Revenons un instant sur la question des hassidim, dont on a beaucoup parlé récemment à propos du calendrier scolaire. Forment-ils une simple secte, comme le prétendent plusieurs lecteurs qui reprochent aux médias de les avoir qualifiés de juifs? Peut-on les voir comme un groupe d'immigrants dont l'inéluctable destin serait de s'assimiler à la majorité québécoise?

La réponse aux deux questions, c'est non. Les hassidim sont à des années-lumière des juifs laïques ou peu pratiquants qui forment la majorité de la communauté juive montréalaise, mais aussi marginaux soient-ils, ils sont aussi juifs que les amish ou les Témoins de Jéhovah sont chrétiens. Loin d'être une secte contemporaine inopinément surgie d'un cerveau dérangé, comme les raéliens ou l'Ordre du Temple solaire, les hassidim sont l'une des anciennes composantes du judaïsme. Les nazis ne s'y sont pas trompés. Les hassidim, plus vulnérables parce que plus visibles, ont été parmi leurs toutes premières victimes.

 

Les hassidim, par ailleurs, ne sont pas des immigrants. Ils sont installés à Montréal et dans d'autres endroits comme Boisbriand depuis des décennies. L'extraordinaire obstination qu'ils mettent à recréer la vie telle qu'elle se déroulait dans les shtetls (villages) de l'Europe de l'Est du XVIIIe siècle les empêchera toujours de s'intégrer au reste de la société, et ils ne sont pas à la veille de disparaître, grâce à leur taux élevé de natalité et au fait que sauf exception, et par un phénomène de rétention assez peu commun, les jeunes, loin de quitter la communauté, reproduisent le mode de vie de leurs parents.

Ne nous imaginons pas que l'apprentissage des matières de base en vigueur au Québec, un processus qui sera facilité par le changement au calendrier scolaire, va bouleverser l'ordre des choses. Les horaires allongés leur permettront de continuer à consacrer la majeure partie de leur temps aux études religieuses et aux rituels exubérants qui marquent leurs fêtes. À la rigueur, cela permettra aux jeunes hassidim de trouver du travail à l'extérieur des petites entreprises de leur communauté (les hassidim sont plutôt pauvres) et peut-être, aussi, de faciliter à ceux qui voudraient fuir la communauté d'être un peu mieux armés pour s'intégrer au vaste monde contemporain.

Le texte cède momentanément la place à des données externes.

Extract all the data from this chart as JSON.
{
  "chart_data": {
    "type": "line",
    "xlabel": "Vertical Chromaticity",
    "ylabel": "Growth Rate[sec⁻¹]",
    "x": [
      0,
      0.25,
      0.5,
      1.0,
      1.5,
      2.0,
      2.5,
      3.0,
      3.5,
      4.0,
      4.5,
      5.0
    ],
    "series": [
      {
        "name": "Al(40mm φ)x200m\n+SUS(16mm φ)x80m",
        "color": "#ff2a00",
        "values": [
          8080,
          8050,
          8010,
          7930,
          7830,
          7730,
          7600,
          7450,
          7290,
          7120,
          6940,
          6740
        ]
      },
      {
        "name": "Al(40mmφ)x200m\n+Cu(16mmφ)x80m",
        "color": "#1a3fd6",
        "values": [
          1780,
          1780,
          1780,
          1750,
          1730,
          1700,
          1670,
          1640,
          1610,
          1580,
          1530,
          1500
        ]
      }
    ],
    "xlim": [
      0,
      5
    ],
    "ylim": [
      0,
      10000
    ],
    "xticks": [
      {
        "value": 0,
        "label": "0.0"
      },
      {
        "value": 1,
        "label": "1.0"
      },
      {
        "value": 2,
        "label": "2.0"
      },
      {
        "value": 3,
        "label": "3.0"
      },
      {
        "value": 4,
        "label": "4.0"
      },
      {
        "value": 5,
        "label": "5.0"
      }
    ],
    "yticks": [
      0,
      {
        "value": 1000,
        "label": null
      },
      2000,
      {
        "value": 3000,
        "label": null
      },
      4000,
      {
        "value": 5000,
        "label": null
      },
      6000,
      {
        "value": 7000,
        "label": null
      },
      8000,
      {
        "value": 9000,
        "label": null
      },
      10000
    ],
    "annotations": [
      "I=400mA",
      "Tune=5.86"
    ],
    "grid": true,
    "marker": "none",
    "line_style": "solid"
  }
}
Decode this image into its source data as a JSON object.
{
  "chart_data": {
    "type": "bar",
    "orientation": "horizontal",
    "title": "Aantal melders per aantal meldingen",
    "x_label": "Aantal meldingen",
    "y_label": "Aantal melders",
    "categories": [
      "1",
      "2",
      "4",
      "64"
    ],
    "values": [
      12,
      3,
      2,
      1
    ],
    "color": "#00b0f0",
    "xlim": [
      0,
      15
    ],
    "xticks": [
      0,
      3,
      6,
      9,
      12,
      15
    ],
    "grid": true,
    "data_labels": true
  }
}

C'est une réalité avec laquelle doit vivre une société pluraliste. Il y aura toujours, en son sein, des groupes qui voudront s'en exclure. La particularité des communautés hassidiques est que, contrairement aux moines, aux amish ou aux hutterites qui vivent cloîtrés derrière des murs ou à la campagne, dans des villages isolés, les hassidim se sont implantés en ville... ce qui, bien évidemment, entraîne une foule de frictions. Il n'est pas anormal que leurs voisins soient irrités par certains de leurs comportements. À Jérusalem, ils sont l'épine au pied de leurs concitoyens. L'Israélien moyen en aurait d'ailleurs bien plus long à dire sur eux que l'Outremontois moyen, car si les hassidim de la diaspora ne font aucun prosélytisme et ne se soucient aucunement de ce qui se passe chez les «Gentils», il n'en va pas de même en Israël, où les hassidim jouent un rôle politique et essaient d'imposer leurs coutumes à une société nominalement juive, mais majoritairement fort peu dévote.

Comme me l'écrit une lectrice (qui avoue que les hassidim «lui tapent parfois sur les nerfs»), «contrairement aux islamistes, les hassidim n'ont aucune volonté d'imposer leur vision du monde et leurs lois au reste de la société. Ils ne sont pas violents. Ils ne veulent que vivre en paix dans leur coin.»

Autre chose à savoir, l'hassidisme comporte plusieurs «branches». Tout dépendant de la lignée des rabbins auxquels ils se rattachent, certaines communautés sont plus ouvertes que d'autres.